Thursday, November 1, 2007

Sterling Heights plants voting on Chrysler contract today


By David Barkholz

About a third of Chrysler L.L.C.'s unionized employees at plants in Michigan and Illinois will take pivotal votes on the union's proposed contract with the automaker Wednesday and Friday after another round of local rejections took place Tuesday.

Two key plants in Sterling Heights, with 4,700 workers, are to complete voting Wednesday.

Leading contract opponent Bill Parker says the United Auto Workers should return to the bargaining table to fight for future product guarantees if the rank and file reject the tentative agreement with Chrysler.

On Tuesday, 6,000 workers at Chrysler's Kokomo, Ind., transmission operations dealt another blow to chances that the UAW would ratify the tentative new master contract with Chrysler.

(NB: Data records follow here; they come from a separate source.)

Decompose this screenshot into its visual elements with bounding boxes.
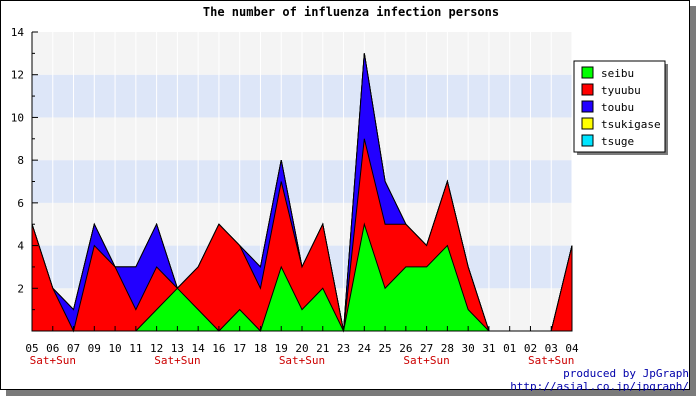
legend-swatch-tsuge [581, 134, 594, 147]
legend-swatch-toubu [581, 100, 594, 113]
x-tick-label: 03 [545, 342, 558, 355]
x-tick-label: 24 [358, 342, 372, 355]
x-tick-label: 18 [254, 342, 267, 355]
x-tick-label: 20 [295, 342, 308, 355]
y-tick-label: 2 [17, 282, 24, 295]
chart-title: The number of influenza infection person… [203, 5, 499, 19]
y-axis-ticks: 2 4 6 8 10 12 14 [11, 26, 38, 311]
weekend-label: Sat+Sun [528, 354, 574, 367]
x-tick-label: 06 [46, 342, 59, 355]
x-tick-label: 04 [565, 342, 579, 355]
legend-label-tsukigase: tsukigase [601, 118, 661, 131]
x-tick-label: 11 [129, 342, 142, 355]
y-tick-label: 12 [11, 69, 24, 82]
chart-svg: The number of influenza infection person… [11, 5, 689, 393]
legend-swatch-seibu [581, 66, 594, 79]
x-tick-label: 31 [482, 342, 495, 355]
legend-label-tsuge: tsuge [601, 135, 634, 148]
credit-url: http://asial.co.jp/jpgraph/ [510, 380, 689, 391]
weekend-label: Sat+Sun [30, 354, 76, 367]
x-tick-label: 19 [275, 342, 288, 355]
weekend-label: Sat+Sun [403, 354, 449, 367]
x-tick-label: 26 [399, 342, 412, 355]
credit-produced-by: produced by JpGraph [563, 367, 689, 380]
legend-label-seibu: seibu [601, 67, 634, 80]
x-tick-label: 10 [108, 342, 121, 355]
legend-swatch-tyuubu [581, 83, 594, 96]
x-tick-label: 17 [233, 342, 246, 355]
y-tick-label: 10 [11, 111, 24, 124]
x-tick-label: 25 [378, 342, 391, 355]
x-tick-label: 23 [337, 342, 350, 355]
chart-card: The number of influenza infection person… [0, 0, 690, 393]
x-tick-label: 28 [441, 342, 454, 355]
legend-label-toubu: toubu [601, 101, 634, 114]
y-tick-label: 6 [17, 197, 24, 210]
y-tick-label: 14 [11, 26, 25, 39]
x-tick-label: 27 [420, 342, 433, 355]
x-tick-label: 01 [503, 342, 516, 355]
legend-swatch-tsukigase [581, 117, 594, 130]
chart-shadow-bottom [6, 390, 696, 396]
weekend-label: Sat+Sun [279, 354, 325, 367]
x-tick-label: 09 [88, 342, 101, 355]
y-tick-label: 4 [17, 240, 24, 253]
x-tick-label: 02 [524, 342, 537, 355]
x-tick-label: 13 [171, 342, 184, 355]
legend: seibu tyuubu toubu tsukigase tsuge [573, 60, 668, 155]
x-tick-label: 30 [462, 342, 475, 355]
area-series [31, 53, 573, 333]
x-tick-label: 12 [150, 342, 163, 355]
x-tick-label: 21 [316, 342, 329, 355]
legend-label-tyuubu: tyuubu [601, 84, 641, 97]
chart-shadow [690, 6, 696, 396]
x-tick-label: 16 [212, 342, 225, 355]
x-tick-label: 05 [25, 342, 38, 355]
weekend-label: Sat+Sun [154, 354, 200, 367]
x-tick-label: 07 [67, 342, 80, 355]
y-tick-label: 8 [17, 154, 24, 167]
x-tick-label: 14 [192, 342, 206, 355]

About 70 percent of the workers casting votes rejected the deal as part of a heavy turnout, the Kokomo Tribune reported.

Parker, who represents about 2,700 hourly workers at Chrysler's Sterling Heights Assembly Plant, said Chrysler workers should have received new-product commitments similar to those the UAW won from General Motors Corp. last month.

Chrysler's tentative agreement is in danger of not passing because of the failure to get those promises and other provisions that fall short of the GM contract, said Parker, president of Local 1700.

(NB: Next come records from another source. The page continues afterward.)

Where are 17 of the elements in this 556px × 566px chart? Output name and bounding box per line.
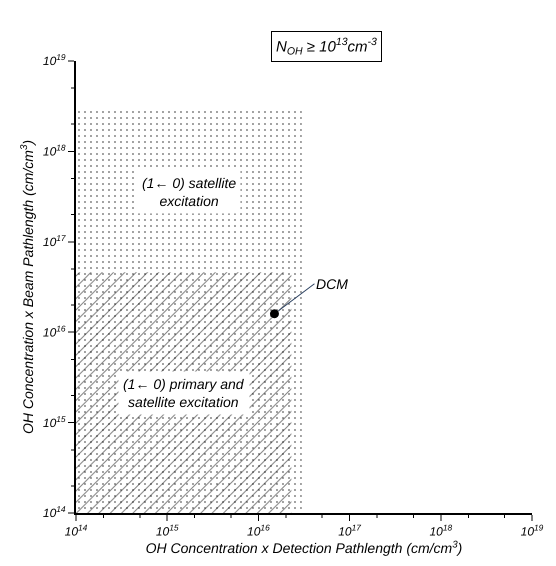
x-tick-label: 10$^{17}$ xyxy=(338,522,362,538)
y-tick-label: 10$^{19}$ xyxy=(42,52,66,68)
annotation: (1← 0) primary and satellite excitation xyxy=(123,376,245,410)
y-tick-label: 10$^{17}$ xyxy=(42,232,66,249)
x-tick-label: 10$^{16}$ xyxy=(247,522,270,538)
y-tick-label: 10$^{15}$ xyxy=(42,414,66,430)
x-tick-label: 10$^{15}$ xyxy=(156,522,179,538)
chart-title: N$_{OH}$ ≥ 10$^{13}$cm$^{-3}$ xyxy=(276,36,378,58)
y-tick-label: 10$^{14}$ xyxy=(42,504,66,520)
x-tick-label: 10$^{18}$ xyxy=(429,522,452,538)
y-tick-label: 10$^{18}$ xyxy=(42,142,66,159)
x-axis-title: OH Concentration x Detection Pathlength (cm/cm$^{3}$) xyxy=(146,539,462,556)
y-tick-label: 10$^{16}$ xyxy=(42,323,66,340)
annotation: (1← 0) satellite excitation xyxy=(142,175,236,210)
x-tick-label: 10$^{14}$ xyxy=(64,522,88,538)
annotation: DCM xyxy=(316,276,348,292)
x-tick-label: 10$^{19}$ xyxy=(520,522,544,538)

That includes Chrysler's decision not to make temporary workers permanent; GM promised to permanently hire 3,000.

"If the agreement is defeated, the union should return to bargaining and address the issues that have led to member dissatisfaction," Parker said in an interview today.

UAW-represented workers have overwhelmingly rejected the tentative agreement at four of the eight Chrysler assembly plants that have completed voting on the contract. But the voting is too close to call because of victories at several engine and parts plants.

Parker said Chrysler workers already are making sacrifices in the proposed contract with a lower wage for new hires, a restructured health care plan and changes in factory work rules. They should expect at least what GM workers received in return for similar provisions — that is, specific pledges for new products, Parker said.

Parker is one of the few local leaders vocal in his opposition to the contract. He was the lone person on the nine-member Chrysler UAW National Negotiating Committee to vote against the plan.

Rank-and-file opposition is widespread, unorganized and largely plant-by-plant, Parker said. The workers simply are voting their interests and consciences, he said.

That contrasts with an orchestrated push by UAW leadership to get the agreement approved. Last Friday, workers at the Jefferson North assembly plant rejected the contract by a wide margin despite personal lobbying by UAW President Ron Gettelfinger and UAW Chrysler department Vice President General Holiefield.